In the 2019 Nauruan parliamentary election, Dageago was elected as one of two Members of Parliament for Yaren District, alongside incumbent Charmaine Scotty; she unseated former Minister of Foreign Affairs Kieren Keke. Dageago ran as an independent. Dageago and Scotty were the only female MPs elected.

In that election, President Baron Waqa lost his seat, and was succeeded by Lionel Aingimea. Aingimea named Dageago as a member of his Cabinet, giving her the portfolios for Health and Home Affairs.
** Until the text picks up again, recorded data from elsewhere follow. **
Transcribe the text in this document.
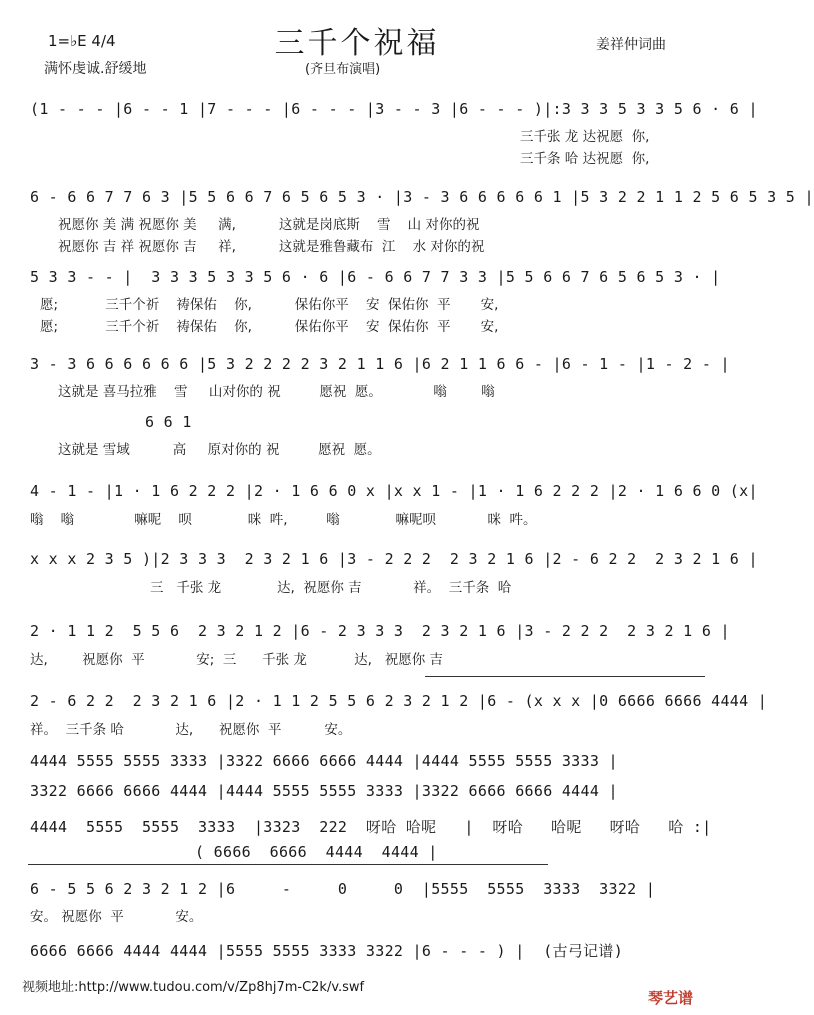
三千个祝福
1=♭E 4/4
满怀虔诚.舒缓地
姜祥仲词曲
(齐旦布演唱)
(1 - - - |6 - - 1 |7 - - - |6 - - - |3 - - 3 |6 - - - )|:3 3 3 5 3 3 5 6 · 6 |
三千张 龙 达祝愿  你,
三千条 哈 达祝愿  你,
6 - 6 6 7 7 6 3 |5 5 6 6 7 6 5 6 5 3 · |3 - 3 6 6 6 6 6 1 |5 3 2 2 1 1 2 5 6 5 3 5 |
祝愿你 美 满 祝愿你 美     满,          这就是岗底斯    雪    山 对你的祝
祝愿你 吉 祥 祝愿你 吉     祥,          这就是雅鲁藏布  江    水 对你的祝
5 3 3 - - |  3 3 3 5 3 3 5 6 · 6 |6 - 6 6 7 7 3 3 |5 5 6 6 7 6 5 6 5 3 · |
愿;           三千个祈    祷保佑    你,          保佑你平    安  保佑你  平       安,
愿;           三千个祈    祷保佑    你,          保佑你平    安  保佑你  平       安,
3 - 3 6 6 6 6 6 6 |5 3 2 2 2 2 3 2 1 1 6 |6 2 1 1 6 6 - |6 - 1 - |1 - 2 - |
这就是 喜马拉雅    雪     山对你的 祝         愿祝  愿。            嗡        嗡
6 6 1
这就是 雪域          高     原对你的 祝         愿祝  愿。
4 - 1 - |1 · 1 6 2 2 2 |2 · 1 6 6 0 x |x x 1 - |1 · 1 6 2 2 2 |2 · 1 6 6 0 (x|
嗡    嗡              嘛呢    呗             咪  吽,         嗡             嘛呢呗            咪  吽。
x x x 2 3 5 )|2 3 3 3  2 3 2 1 6 |3 - 2 2 2  2 3 2 1 6 |2 - 6 2 2  2 3 2 1 6 |
三   千张 龙             达,  祝愿你 吉            祥。  三千条  哈
2 · 1 1 2  5 5 6  2 3 2 1 2 |6 - 2 3 3 3  2 3 2 1 6 |3 - 2 2 2  2 3 2 1 6 |
达,        祝愿你  平            安;  三      千张 龙           达,   祝愿你 吉
2 - 6 2 2  2 3 2 1 6 |2 · 1 1 2 5 5 6 2 3 2 1 2 |6 - (x x x |0 6666 6666 4444 |
祥。  三千条 哈            达,      祝愿你  平          安。
4444 5555 5555 3333 |3322 6666 6666 4444 |4444 5555 5555 3333 |
3322 6666 6666 4444 |4444 5555 5555 3333 |3322 6666 6666 4444 |
4444  5555  5555  3333  |3323  222  呀哈 哈呢   |  呀哈   哈呢   呀哈   哈 :|
( 6666  6666  4444  4444 |
6 - 5 5 6 2 3 2 1 2 |6     -     0     0  |5555  5555  3333  3322 |
安。 祝愿你  平            安。
6666 6666 4444 4444 |5555 5555 3333 3322 |6 - - - ) |  (古弓记谱)
视频地址:http://www.tudou.com/v/Zp8hj7m-C2k/v.swf
琴艺谱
During Dageago's tenure as Minister Health, she has led Nauru's response to the worldwide COVID-19 pandemic, including declaring a national emergency in March 2020. In April 2021, Dageago personally issued the country's first vaccine to Aingimea; by May, she announced that the entire adult population of Nauru - accounting for 63% of the total population - had been vaccinated against coronavirus, and estimated second doses would be completed by July 2021 following a donation of 10, 000 vaccinations from the government of India. As of August 2021, no cases of coronavirus had been reported in Nauru.

Dageago is currently serving as Deputy Speaker under Speaker Marcus Stephen after replacing Lionel Aingimea in October 2025 after the 2025 election.

After President David Adeang was sworn in on 31 October 2023, Dageago took an oath of office as Deputy Minister for Justice and Border Control for his cabinet.